The views from here are stunning. A David Lean long-shot of the great exurban hills of Marin. Across the Bay, Mt. Diablo dominates the skyline. Further south rise the spires of the City. Then Mt. Tam, our own appropriately Marin-sized mountain, and home to at least half the great hikes hereabouts, circles into view. Keep turning and you’ll see the ridge shooting off to the west toward the ocean and another valley ripped across the land toward the north. Beautiful in every direction.

Mt. Diablo to the East — Photo by the Author
The view to South East and West with Mt. Tam and San Francisco in the distance — Photo by the Author

Sadly, done this way, the 680 is a true out-and-back though I’m pretty sure that if you head back down the Smith Ridge Fire Road you can find a tail that will take you back to the other side of San Domenico.

Today, I’m back by 2:30 and ready to get in the way in the kitchen. I have achieved that perfect pre-game state, a readiness to enjoy, that is the point of the whole thing.

Image from Google Maps

And Hot Pot? Highly recommended for a family feast. Great for Thanksgiving, Christmas and totally perfect for New Years Eve. It keeps the food flowing for an extended period of time without inducing absolute food coma and it’s friendly to every type of eater.

Photo by the Author

And that menu? My youngest (though now very much an adult) daughter photoshopped that by starting with a local SF restaurant menu. I quiver to think how long it would have taken me to produce, but my girls take their holiday meals seriously (and are way better at Photoshop). Follow the x’s on the left-hand side (one broth, tomato-based) along with our own custom Sauce Bar, and the right-hand side is what we had.

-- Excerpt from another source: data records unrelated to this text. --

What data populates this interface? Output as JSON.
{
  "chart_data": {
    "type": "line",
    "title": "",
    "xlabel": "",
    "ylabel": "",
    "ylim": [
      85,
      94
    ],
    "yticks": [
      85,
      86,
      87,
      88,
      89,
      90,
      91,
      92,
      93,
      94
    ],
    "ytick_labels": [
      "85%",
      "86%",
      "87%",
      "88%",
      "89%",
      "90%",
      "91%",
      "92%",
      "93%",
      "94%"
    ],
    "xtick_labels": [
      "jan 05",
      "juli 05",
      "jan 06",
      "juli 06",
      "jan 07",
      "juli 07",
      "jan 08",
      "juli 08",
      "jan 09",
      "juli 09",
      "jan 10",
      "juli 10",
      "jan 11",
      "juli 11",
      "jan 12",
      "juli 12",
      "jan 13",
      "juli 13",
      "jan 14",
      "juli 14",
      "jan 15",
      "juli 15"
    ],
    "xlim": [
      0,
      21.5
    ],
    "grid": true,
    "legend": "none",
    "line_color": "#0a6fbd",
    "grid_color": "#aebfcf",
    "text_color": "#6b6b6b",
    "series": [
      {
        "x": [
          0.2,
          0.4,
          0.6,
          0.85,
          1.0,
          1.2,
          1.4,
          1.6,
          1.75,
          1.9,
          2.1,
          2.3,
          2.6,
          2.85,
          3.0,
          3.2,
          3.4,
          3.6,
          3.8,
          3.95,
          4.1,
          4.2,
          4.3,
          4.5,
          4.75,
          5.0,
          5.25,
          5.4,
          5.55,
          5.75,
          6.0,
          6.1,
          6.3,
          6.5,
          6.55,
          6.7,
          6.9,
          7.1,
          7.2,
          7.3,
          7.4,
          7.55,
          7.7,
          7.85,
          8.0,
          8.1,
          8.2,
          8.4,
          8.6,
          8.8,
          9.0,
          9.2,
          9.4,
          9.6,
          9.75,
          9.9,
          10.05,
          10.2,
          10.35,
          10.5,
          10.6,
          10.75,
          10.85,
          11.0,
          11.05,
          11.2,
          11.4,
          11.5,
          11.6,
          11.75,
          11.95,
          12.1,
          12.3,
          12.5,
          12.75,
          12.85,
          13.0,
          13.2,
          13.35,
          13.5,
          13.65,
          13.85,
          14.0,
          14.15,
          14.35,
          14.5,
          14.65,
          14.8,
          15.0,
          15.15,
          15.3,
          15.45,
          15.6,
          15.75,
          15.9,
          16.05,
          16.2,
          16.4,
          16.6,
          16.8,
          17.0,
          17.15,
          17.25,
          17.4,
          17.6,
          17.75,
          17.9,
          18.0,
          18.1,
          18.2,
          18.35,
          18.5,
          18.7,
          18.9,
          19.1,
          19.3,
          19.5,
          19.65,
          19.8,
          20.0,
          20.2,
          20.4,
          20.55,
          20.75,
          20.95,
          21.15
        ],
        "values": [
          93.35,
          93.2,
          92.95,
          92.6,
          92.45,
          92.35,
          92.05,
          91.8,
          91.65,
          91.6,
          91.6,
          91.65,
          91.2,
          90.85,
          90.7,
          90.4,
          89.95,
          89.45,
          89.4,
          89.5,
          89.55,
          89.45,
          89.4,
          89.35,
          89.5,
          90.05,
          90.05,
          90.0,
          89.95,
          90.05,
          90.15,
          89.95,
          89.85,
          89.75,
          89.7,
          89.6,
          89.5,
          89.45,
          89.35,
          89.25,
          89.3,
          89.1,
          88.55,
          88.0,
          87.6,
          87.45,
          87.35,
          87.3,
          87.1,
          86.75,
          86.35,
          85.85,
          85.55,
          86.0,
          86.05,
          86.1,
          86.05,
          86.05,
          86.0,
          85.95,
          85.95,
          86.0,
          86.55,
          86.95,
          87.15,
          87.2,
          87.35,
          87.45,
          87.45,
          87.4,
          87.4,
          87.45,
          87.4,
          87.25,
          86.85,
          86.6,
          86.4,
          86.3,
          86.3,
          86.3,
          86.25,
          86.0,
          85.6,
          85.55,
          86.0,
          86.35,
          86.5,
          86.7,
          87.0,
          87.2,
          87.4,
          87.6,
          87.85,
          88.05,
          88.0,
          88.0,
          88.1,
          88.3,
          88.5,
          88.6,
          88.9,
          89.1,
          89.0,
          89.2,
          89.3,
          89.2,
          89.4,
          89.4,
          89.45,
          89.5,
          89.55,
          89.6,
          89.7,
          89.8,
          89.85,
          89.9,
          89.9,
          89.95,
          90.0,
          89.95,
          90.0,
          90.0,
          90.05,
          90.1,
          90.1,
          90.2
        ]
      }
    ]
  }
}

My personal favorites from the Hot Pot were the enokis, the udon noodles, and the short rib.

The Hot Pot Spread in all it’s glory and the Tomato Broth

Garlic Green Beans and homemade Onion Pancakes (well — it was all home-made) also hit.

The Cucumber Salad and the Sauce Bar

We were sans any children this year, but kids would love it.

This did require a different kind of pre-game on Wednesday, a trip to the H-Mart in San Francisco and what proved to be, by a city mile, the most expensive H-Mart trip in this man’s history. Usually, I walk out of there with a cart-full of Ramen and frozen Gyoza. Short-rib and Wagyu? A little pricier. In the end, it looks like it cost us about what trip to the restaurant would have, though I did come away with some Ramen and Gyoza too. Turkey is cheaper but…

The last few scraps of meat went to the cats, a bit of cabbage hit the compost, and everything else was gone. No leftover turkey to drag joylessly around on Friday’s hike.

The tradition is dead. Long live the tradition.